Turkish Journal of Electrical Engineering and Computer Sciences






HF skywave `over-the-horizon' radars experience exceptionally high levels of clutter from the earth's surface as a consequence of their `look-down' propagation geometry. While Doppler processing is effective in separating aircraft echoes from the clutter, thereby enabling detection, the same does not always hold for slow moving targets. In particular, ship echoes occupy the same region of Doppler space as the sea clutter, so the likelihood of target echo obscuration is high. By exploiting the known dependence of the characteristic spectral form of the clutter Doppler spectrum on radar frequency and other parameters, HF radars can maximise the prospects for detectability against particular ranges of target parameters. Nevertheless, even assuming that a radar makes use of all available a priori knowledge to optimise its parameters, small ships and boats often escape detection because their echoes are still masked by clutter in the same Doppler subspace.

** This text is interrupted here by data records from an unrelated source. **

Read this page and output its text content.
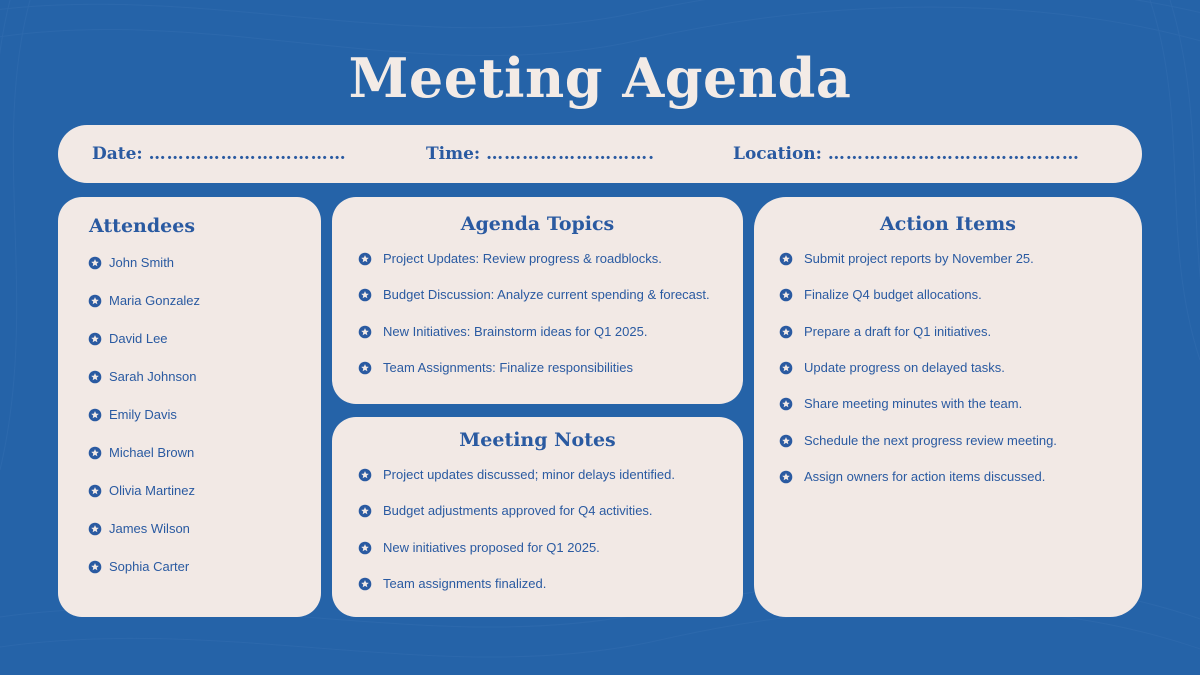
Meeting Agenda
Date: ……………………………	Time: ……………………….	Location: ……………………………………
Attendees
John Smith
Maria Gonzalez
David Lee
Sarah Johnson
Emily Davis
Michael Brown
Olivia Martinez
James Wilson
Sophia Carter
Agenda Topics
Project Updates: Review progress & roadblocks.
Budget Discussion: Analyze current spending & forecast.
New Initiatives: Brainstorm ideas for Q1 2025.
Team Assignments: Finalize responsibilities
Meeting Notes
Project updates discussed; minor delays identified.
Budget adjustments approved for Q4 activities.
New initiatives proposed for Q1 2025.
Team assignments finalized.
Action Items
Submit project reports by November 25.
Finalize Q4 budget allocations.
Prepare a draft for Q1 initiatives.
Update progress on delayed tasks.
Share meeting minutes with the team.
Schedule the next progress review meeting.
Assign owners for action items discussed.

This is particularly likely to occur if the vessels concerned wish to remain undetected, and hence use the properties of sea clutter to their advantage. In this paper we examine the feasibility of a novel approach to the problem of detection against sea clutter -- detection via nonlinear scattering mechanisms. The nonlinear scatterers of concern here include electronic systems as well as metal-oxide-metal junctions formed by corrosion in the marine environment. This so-called `rusty bolt' effect has previously been considered in the context of electromagnetic compatibility of communication systems. Here we explore the possibility of exploiting it to achieve a form of `clutter-free' radar.


Nonlinear scattering, nonlinear transfer function, Volterra expansion, rusty bolt, HF radar, OTH radar, HFSWR.